I’m with bob on resetting capacity in normal day use.
One potential exception may be sensitive information you don’t want floating arround in memory but there you would probably use a dedicated stringbuilder thats wiped the moment you are done.
On the many users use (William) you would have to test impact of having a lot of string builders that are using resources vs many clean up actions using resources.
If you have usual 100bytes need with an occasional 2meg need you could add a
if size > {usual size} then reset
A StringBuilder.Clear() was added in .Net 4.0 (not 3.5, as suggested in an earlier comment)
@Renzo:
Funny. I also needed this for Java, and this solution actually helps.

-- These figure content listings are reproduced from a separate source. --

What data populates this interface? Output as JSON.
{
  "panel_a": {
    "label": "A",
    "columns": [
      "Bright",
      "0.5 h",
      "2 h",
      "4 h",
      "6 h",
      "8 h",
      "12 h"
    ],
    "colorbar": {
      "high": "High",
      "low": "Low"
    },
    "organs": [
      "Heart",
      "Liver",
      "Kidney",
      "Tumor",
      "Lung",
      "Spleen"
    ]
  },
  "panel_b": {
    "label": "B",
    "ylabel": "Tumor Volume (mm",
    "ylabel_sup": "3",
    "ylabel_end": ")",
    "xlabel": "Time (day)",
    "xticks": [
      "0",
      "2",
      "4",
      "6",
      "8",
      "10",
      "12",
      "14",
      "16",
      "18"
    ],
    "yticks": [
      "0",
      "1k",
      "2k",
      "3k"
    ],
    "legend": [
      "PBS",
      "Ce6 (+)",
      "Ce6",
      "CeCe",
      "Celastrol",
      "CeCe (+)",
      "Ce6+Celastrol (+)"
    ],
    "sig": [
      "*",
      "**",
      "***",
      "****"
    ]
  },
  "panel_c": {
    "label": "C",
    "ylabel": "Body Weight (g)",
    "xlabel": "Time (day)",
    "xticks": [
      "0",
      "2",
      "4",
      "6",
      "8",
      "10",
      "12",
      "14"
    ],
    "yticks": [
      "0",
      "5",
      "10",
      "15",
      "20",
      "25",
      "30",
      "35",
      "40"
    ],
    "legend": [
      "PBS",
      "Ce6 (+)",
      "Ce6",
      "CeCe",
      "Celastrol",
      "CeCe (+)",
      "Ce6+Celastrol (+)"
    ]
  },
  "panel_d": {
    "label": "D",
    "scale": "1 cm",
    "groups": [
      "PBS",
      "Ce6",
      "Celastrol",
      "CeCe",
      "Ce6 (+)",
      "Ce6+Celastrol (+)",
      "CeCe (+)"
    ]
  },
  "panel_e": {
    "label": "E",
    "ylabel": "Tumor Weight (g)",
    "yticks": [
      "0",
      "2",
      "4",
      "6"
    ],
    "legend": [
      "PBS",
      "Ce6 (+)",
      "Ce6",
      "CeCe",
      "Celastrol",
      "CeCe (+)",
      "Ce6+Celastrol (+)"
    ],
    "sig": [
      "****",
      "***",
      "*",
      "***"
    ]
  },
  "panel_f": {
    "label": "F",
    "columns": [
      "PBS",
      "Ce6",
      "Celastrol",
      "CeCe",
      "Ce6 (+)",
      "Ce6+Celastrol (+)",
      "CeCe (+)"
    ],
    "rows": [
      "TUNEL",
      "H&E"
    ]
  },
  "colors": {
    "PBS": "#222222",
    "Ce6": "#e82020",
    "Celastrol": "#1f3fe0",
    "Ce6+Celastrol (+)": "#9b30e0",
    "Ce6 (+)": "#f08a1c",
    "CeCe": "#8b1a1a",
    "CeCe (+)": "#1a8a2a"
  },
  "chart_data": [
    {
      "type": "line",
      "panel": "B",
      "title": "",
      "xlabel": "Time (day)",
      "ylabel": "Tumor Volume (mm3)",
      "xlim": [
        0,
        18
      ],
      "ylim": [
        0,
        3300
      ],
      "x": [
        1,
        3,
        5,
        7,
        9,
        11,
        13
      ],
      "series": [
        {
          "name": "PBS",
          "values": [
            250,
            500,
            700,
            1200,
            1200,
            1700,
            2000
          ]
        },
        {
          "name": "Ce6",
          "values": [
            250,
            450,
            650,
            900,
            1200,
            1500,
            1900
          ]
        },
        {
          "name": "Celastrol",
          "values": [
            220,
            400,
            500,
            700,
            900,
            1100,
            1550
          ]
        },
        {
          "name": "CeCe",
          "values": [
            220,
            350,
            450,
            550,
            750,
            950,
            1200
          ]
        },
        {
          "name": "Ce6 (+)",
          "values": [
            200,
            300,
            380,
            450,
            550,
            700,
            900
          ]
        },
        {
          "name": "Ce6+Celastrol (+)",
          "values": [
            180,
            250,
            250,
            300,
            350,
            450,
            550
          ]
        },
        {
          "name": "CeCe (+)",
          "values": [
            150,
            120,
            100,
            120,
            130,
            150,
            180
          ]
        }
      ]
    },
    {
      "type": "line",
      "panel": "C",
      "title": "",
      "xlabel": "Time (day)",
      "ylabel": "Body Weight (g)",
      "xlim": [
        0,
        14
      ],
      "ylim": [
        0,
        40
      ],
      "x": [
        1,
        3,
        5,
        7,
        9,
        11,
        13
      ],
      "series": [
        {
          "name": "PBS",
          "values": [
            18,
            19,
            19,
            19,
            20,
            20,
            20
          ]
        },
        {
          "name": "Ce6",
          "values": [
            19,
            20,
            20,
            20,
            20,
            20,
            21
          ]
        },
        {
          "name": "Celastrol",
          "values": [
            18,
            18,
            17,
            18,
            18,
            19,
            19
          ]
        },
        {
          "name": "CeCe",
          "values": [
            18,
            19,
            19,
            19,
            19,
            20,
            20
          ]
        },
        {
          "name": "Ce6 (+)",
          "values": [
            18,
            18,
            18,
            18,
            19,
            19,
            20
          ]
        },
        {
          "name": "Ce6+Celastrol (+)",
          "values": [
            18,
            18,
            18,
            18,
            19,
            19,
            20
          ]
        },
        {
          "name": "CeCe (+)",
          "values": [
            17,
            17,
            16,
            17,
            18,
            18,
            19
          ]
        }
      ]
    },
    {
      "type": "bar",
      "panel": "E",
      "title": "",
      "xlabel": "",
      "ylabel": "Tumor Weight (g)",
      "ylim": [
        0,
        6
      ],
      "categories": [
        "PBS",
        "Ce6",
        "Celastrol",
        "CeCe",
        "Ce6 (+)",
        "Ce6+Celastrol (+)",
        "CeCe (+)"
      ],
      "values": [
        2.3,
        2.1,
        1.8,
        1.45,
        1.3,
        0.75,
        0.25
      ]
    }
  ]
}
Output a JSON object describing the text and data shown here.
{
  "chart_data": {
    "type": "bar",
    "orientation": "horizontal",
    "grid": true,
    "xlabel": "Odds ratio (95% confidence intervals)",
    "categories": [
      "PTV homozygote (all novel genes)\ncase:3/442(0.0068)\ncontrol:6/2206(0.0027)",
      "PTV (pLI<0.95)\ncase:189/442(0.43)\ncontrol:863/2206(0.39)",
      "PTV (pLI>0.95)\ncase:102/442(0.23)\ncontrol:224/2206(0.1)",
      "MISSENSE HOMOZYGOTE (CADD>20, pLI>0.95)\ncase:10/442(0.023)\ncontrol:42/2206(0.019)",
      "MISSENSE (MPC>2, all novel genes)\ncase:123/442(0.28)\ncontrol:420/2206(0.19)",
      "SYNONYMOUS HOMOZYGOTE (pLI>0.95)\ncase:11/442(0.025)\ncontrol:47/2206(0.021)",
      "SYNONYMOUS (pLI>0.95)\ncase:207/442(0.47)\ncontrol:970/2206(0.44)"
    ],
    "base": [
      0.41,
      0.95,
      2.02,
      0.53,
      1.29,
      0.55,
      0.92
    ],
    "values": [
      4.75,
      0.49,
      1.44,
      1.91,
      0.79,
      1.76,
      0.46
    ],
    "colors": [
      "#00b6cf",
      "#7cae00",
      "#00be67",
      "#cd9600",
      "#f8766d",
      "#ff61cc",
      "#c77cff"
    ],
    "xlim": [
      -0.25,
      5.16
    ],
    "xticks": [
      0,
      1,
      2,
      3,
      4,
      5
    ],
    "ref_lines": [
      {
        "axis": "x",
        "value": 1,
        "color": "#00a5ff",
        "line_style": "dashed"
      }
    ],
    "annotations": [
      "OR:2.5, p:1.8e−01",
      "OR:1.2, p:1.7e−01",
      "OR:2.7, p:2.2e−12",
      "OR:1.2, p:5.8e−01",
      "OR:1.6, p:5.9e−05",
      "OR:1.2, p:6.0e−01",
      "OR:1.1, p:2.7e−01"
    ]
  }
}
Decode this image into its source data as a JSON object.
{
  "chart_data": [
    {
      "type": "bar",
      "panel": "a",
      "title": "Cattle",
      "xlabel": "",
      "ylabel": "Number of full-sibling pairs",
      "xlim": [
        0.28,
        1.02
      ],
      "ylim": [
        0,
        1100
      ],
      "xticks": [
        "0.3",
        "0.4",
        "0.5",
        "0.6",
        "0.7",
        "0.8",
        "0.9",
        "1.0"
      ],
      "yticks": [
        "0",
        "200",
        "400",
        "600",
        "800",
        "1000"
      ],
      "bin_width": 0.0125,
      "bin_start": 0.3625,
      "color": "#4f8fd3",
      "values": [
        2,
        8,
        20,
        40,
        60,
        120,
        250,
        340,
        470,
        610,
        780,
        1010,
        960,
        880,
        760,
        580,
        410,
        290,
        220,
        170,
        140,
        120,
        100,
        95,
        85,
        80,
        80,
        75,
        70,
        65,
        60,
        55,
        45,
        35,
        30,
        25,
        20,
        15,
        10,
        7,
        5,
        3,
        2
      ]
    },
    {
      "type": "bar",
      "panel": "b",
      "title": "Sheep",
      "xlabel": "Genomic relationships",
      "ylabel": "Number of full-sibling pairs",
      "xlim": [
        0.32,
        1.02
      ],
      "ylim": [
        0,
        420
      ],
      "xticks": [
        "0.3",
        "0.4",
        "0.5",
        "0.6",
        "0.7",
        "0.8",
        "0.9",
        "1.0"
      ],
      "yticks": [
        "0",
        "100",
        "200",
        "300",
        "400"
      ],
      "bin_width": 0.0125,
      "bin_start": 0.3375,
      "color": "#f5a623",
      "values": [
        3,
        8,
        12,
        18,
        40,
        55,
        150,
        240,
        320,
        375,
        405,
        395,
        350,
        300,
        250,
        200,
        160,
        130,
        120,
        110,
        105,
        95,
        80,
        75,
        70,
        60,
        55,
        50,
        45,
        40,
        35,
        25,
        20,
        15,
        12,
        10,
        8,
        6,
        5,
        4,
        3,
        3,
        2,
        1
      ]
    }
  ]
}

Its just that Java doesn’t have Properties, so you need to call
myStringBuilder.setLength(0);
Nicholas Hagen indicates in “Java: String Concatenation” some time minimization considerations that are pertinent here. I can see that on some platforms where memory is scarce that memory utilization might directly relate to time efficiencies. But, where memory is plentiful the time spent bulding objects dominates efficiency concerns. So, Bobs assertion that sizing properly and reusing objects will result in faster code is consistent with Nicholas Hagen’s findings. Thanks Bob.
If take a look into StringBuilder.Clear() realization in .Net 4.0 you will see
public StringBuilder Clear()
{
this.Length = 0;
return this;
}
I think this approach is appropriate for earlier frameworks.
After sb.Clear the capacity is returned to 16, but you don’t seem to get the memory back until a garbage collection is triggered. Quite likely here that .Clear simply chucks away the old object as garbage and effectively gives you a new object.
I don’t think you can actually get .net managed memory back without a garbage collection. For one thing, this is to avoid memory fragmentation via managed heaps.
Thanks for the suggestion! This definitely did what I needed it to do for the project I’m working on.
What if I wanted to “trim” lines (not characters) from the end of StringBuilder?
My log has 5000 lines. I want to keep the bottom (newest) 1000 lines.
(I’m use VB.NET)
Bob responds: A StringBuilder deals with all the data as a single string. You need to deal with the individual lines, and the only way to do that is to count the lines and delete all but the last 1K. Probably load the individual lines into a List(Of String) to do that kind of thing, then write them back to a file or append them to a StringBuilder or whatever the work context requires. Maybe it’d be easier to store your log entries in a database table and trim them using SQL. Or delegate the work to some external utility like the UNIX tail utility. Lots of ways to skin the cat but StringBuilder is the wrong tool.